The entire first week I reviewed patient charts and learned the different classes of HIV medications. I was given a list of 10 patients. My preceptor made sure to include all types of patients since their experiences and how they acquired HIV is very different. My list of patients included males, females, youth and MTFs (male to female). At EBAC the charts are not electronic and some patients have up to five separate charts because they have been a patient for so many years. One of my patients only had three charts and when stacked together it was bigger than Diprio! At the end of the week I presented on this patient and condensing 3 charts into a 15min patient presentation was difficult and frustrating. But with three more patient presentations to ago I’m sure things will get easier.

Now, that I have the basics covered for HIV I’m looking forward to counseling and interacting with the patients at the clinic.

Sunday, September 5, 2010

Posted by Jody at Sunday, September 05, 2010

My second rotation is out-of-state in Oakland, CA. I have no friends or family to stay with, but I was partnered with another student. Out-of-state rotations can definitely put a dent in your budget, especially if you also have to find your own housing. My recommendation is to travel with another classmate (or two) to help cut costs. If the rotation doesn’t list this information then ask– more times than not the preceptors are very accommodating and will allow two students.

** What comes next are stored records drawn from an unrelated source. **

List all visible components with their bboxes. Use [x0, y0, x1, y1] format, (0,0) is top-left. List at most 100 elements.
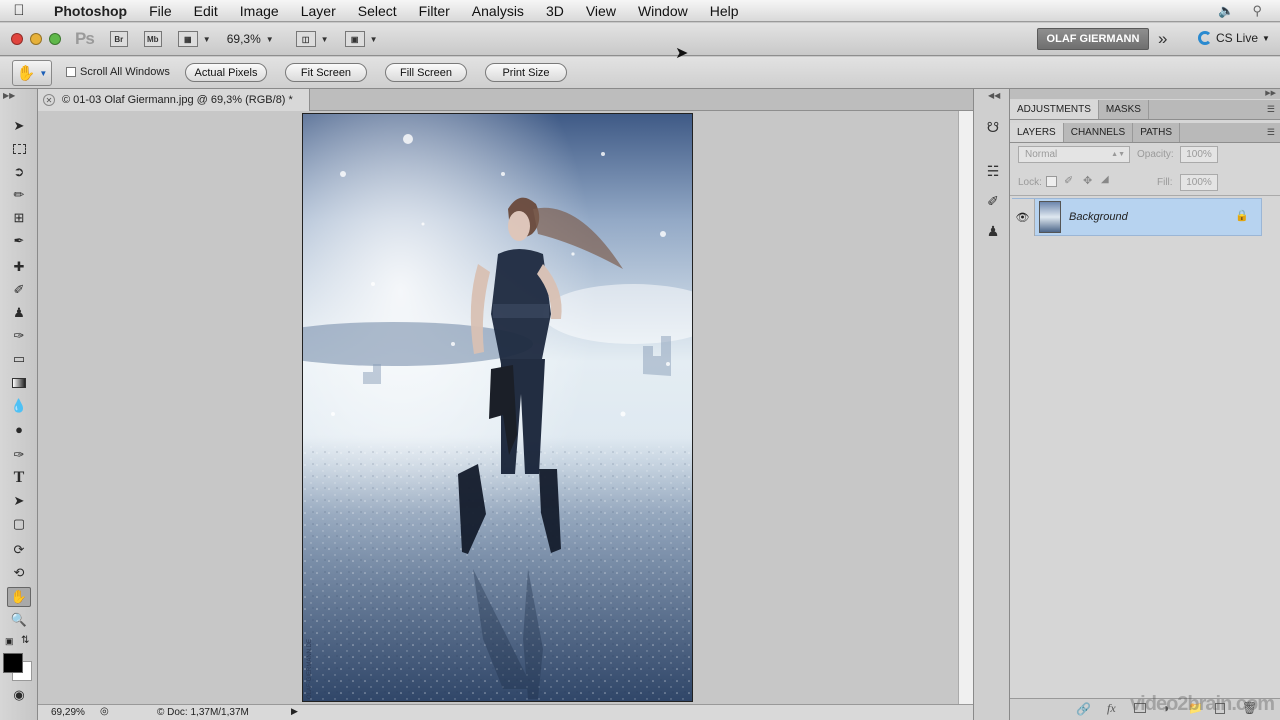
checkbox-box	[66, 67, 76, 77]
menu-help[interactable]: Help	[699, 3, 750, 19]
default-colors-icon[interactable]: ▣	[5, 636, 14, 647]
spotlight-search-icon[interactable]: ⚲	[1252, 3, 1262, 19]
vertical-scrollbar[interactable]	[958, 111, 973, 704]
lock-all-icon[interactable]: ◢	[1101, 174, 1109, 185]
fill-screen-button[interactable]: Fill Screen	[385, 63, 467, 82]
type-tool-icon[interactable]: T	[7, 468, 31, 488]
workspace-button[interactable]: OLAF GIERMANN	[1037, 28, 1149, 50]
eyedropper-tool-icon[interactable]: ✒	[7, 231, 31, 251]
dodge-tool-icon[interactable]: ●	[7, 419, 31, 439]
visibility-eye-icon[interactable]: 👁	[1011, 199, 1035, 236]
panel-menu-icon[interactable]: ☰	[1267, 123, 1280, 142]
hand-tool-icon[interactable]: ✋	[7, 587, 31, 607]
link-layers-icon[interactable]: 🔗	[1076, 702, 1091, 716]
fit-screen-button[interactable]: Fit Screen	[285, 63, 367, 82]
zoom-status[interactable]: 69,29%	[51, 707, 85, 718]
cs-live-icon	[1198, 31, 1212, 45]
move-tool-icon[interactable]: ➤	[7, 116, 31, 136]
blend-mode-select[interactable]: Normal ▲▼	[1018, 146, 1130, 163]
3d-rotate-tool-icon[interactable]: ⟳	[7, 540, 31, 560]
menu-layer[interactable]: Layer	[290, 3, 347, 19]
menu-image[interactable]: Image	[229, 3, 290, 19]
crop-tool-icon[interactable]: ⊞	[7, 208, 31, 228]
tab-layers[interactable]: LAYERS	[1010, 123, 1064, 142]
layer-style-icon[interactable]: fx	[1107, 701, 1116, 716]
opacity-field[interactable]: 100%	[1180, 146, 1218, 163]
collapse-tools-icon[interactable]: ▶▶	[3, 91, 15, 100]
foreground-color-swatch[interactable]	[3, 653, 23, 673]
close-document-icon[interactable]: ✕	[43, 94, 55, 106]
tool-preset-picker[interactable]: ✋ ▼	[12, 60, 52, 86]
chevron-down-icon[interactable]: ▼	[266, 35, 274, 44]
path-selection-tool-icon[interactable]: ➤	[7, 491, 31, 511]
launch-bridge-button[interactable]: Br	[109, 31, 128, 47]
cs-live-button[interactable]: CS Live ▼	[1198, 31, 1270, 45]
brush-panel-icon[interactable]: ✐	[983, 191, 1003, 211]
menu-view[interactable]: View	[575, 3, 627, 19]
tab-masks[interactable]: MASKS	[1099, 100, 1149, 119]
lock-pixels-icon[interactable]: ✐	[1064, 174, 1073, 187]
menu-edit[interactable]: Edit	[183, 3, 229, 19]
chevron-down-icon[interactable]: ▼	[370, 35, 378, 44]
expand-workspaces-icon[interactable]: »	[1158, 29, 1167, 49]
fill-field[interactable]: 100%	[1180, 174, 1218, 191]
actual-pixels-button[interactable]: Actual Pixels	[185, 63, 267, 82]
lasso-tool-icon[interactable]: ➲	[7, 162, 31, 182]
swap-colors-icon[interactable]: ⇅	[21, 635, 29, 646]
history-brush-tool-icon[interactable]: ✑	[7, 326, 31, 346]
tab-paths[interactable]: PATHS	[1133, 123, 1181, 142]
status-menu-arrow-icon[interactable]: ▶	[291, 706, 298, 717]
clone-stamp-tool-icon[interactable]: ♟	[7, 303, 31, 323]
chevron-down-icon[interactable]: ▼	[321, 35, 329, 44]
zoom-tool-icon[interactable]: 🔍	[7, 610, 31, 630]
status-options-icon[interactable]: ◎	[100, 706, 109, 717]
menu-file[interactable]: File	[138, 3, 183, 19]
brush-tool-icon[interactable]: ✐	[7, 280, 31, 300]
apple-menu-icon[interactable]: 	[0, 2, 38, 19]
collapse-dock-icon[interactable]: ▶▶	[1265, 89, 1276, 97]
marquee-tool-icon[interactable]	[7, 139, 31, 159]
mouse-cursor-icon: ➤	[675, 45, 689, 62]
layer-row-background[interactable]: 👁 Background 🔒	[1011, 198, 1262, 236]
close-window-button[interactable]	[11, 33, 23, 45]
scroll-all-windows-checkbox[interactable]: Scroll All Windows	[66, 66, 170, 78]
menu-filter[interactable]: Filter	[408, 3, 461, 19]
adjustments-tab-group: ADJUSTMENTS MASKS ☰	[1010, 100, 1280, 120]
minimize-window-button[interactable]	[30, 33, 42, 45]
blur-tool-icon[interactable]: 💧	[7, 396, 31, 416]
view-extras-icon[interactable]: ▦	[177, 31, 198, 47]
layer-name[interactable]: Background	[1069, 211, 1128, 223]
chevron-down-icon[interactable]: ▼	[203, 35, 211, 44]
tab-adjustments[interactable]: ADJUSTMENTS	[1010, 100, 1099, 119]
lock-position-icon[interactable]: ✥	[1083, 174, 1092, 187]
panel-menu-icon[interactable]: ☰	[1267, 100, 1280, 119]
screen-mode-icon[interactable]: ▣	[344, 31, 365, 47]
tool-presets-panel-icon[interactable]: ☵	[983, 161, 1003, 181]
rectangle-tool-icon[interactable]: ▢	[7, 514, 31, 534]
tab-channels[interactable]: CHANNELS	[1064, 123, 1134, 142]
launch-mini-bridge-button[interactable]: Mb	[143, 31, 162, 47]
print-size-button[interactable]: Print Size	[485, 63, 567, 82]
document-tab[interactable]: ✕ © 01-03 Olaf Giermann.jpg @ 69,3% (RGB…	[38, 89, 310, 111]
eraser-tool-icon[interactable]: ▭	[7, 349, 31, 369]
expand-panels-icon[interactable]: ◀◀	[988, 91, 1000, 100]
app-menu[interactable]: Photoshop	[38, 3, 138, 19]
history-panel-icon[interactable]: ☋	[983, 117, 1003, 137]
gradient-tool-icon[interactable]	[7, 373, 31, 393]
arrange-documents-icon[interactable]: ◫	[295, 31, 316, 47]
healing-brush-tool-icon[interactable]: ✚	[7, 257, 31, 277]
lock-transparent-icon[interactable]	[1046, 176, 1057, 187]
document-image[interactable]: OLAF-GIERMANN.DE	[302, 113, 693, 702]
clone-source-panel-icon[interactable]: ♟	[983, 221, 1003, 241]
menu-window[interactable]: Window	[627, 3, 699, 19]
menu-select[interactable]: Select	[347, 3, 408, 19]
zoom-window-button[interactable]	[49, 33, 61, 45]
quick-mask-icon[interactable]: ◉	[7, 685, 31, 705]
menu-analysis[interactable]: Analysis	[461, 3, 535, 19]
volume-icon[interactable]: 🔈	[1218, 3, 1234, 19]
3d-orbit-tool-icon[interactable]: ⟲	[7, 563, 31, 583]
zoom-level[interactable]: 69,3%	[227, 32, 261, 46]
quick-selection-tool-icon[interactable]: ✏	[7, 185, 31, 205]
menu-3d[interactable]: 3D	[535, 3, 575, 19]
pen-tool-icon[interactable]: ✑	[7, 445, 31, 465]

TIPS for out-of-state rotations (when you are NOT staying with friends/family)

- Housing

o Ask your preceptor: They live in the area and should be able to either help you find a place or offer suggestions.

o Criag’s list: You may be able to find cheap sublets fully furnished

o Hotels: (extended stay or regular) This is what my classmate and I did.

§ Call and speak with the manager directly

· Student pricing/discount? You are staying at least 28 days. My classmate and I were able to get over $1,000 off our entire stay.

· Ask are accommodations: free internet, fridge, microwave

- Transportation (to and from the rotation site)

o Talk with your preceptor:

§ Ask about public transportation

§ Public transportation: (things to think about)

· Look up the routes, does it run often, when does it start/stop, weekend routes

· Prices, you will be taking it twice a day

· Is your hotel/apartment near the station/stop (Trust me, in the morning you want to be very close to the pick-up point)

o Bringing your own car or renting

§ After speaking with other students, if a car is necessary it’s best to bring your own car (and cheaper too).

Hope this was helpful. If you have questions, just ask!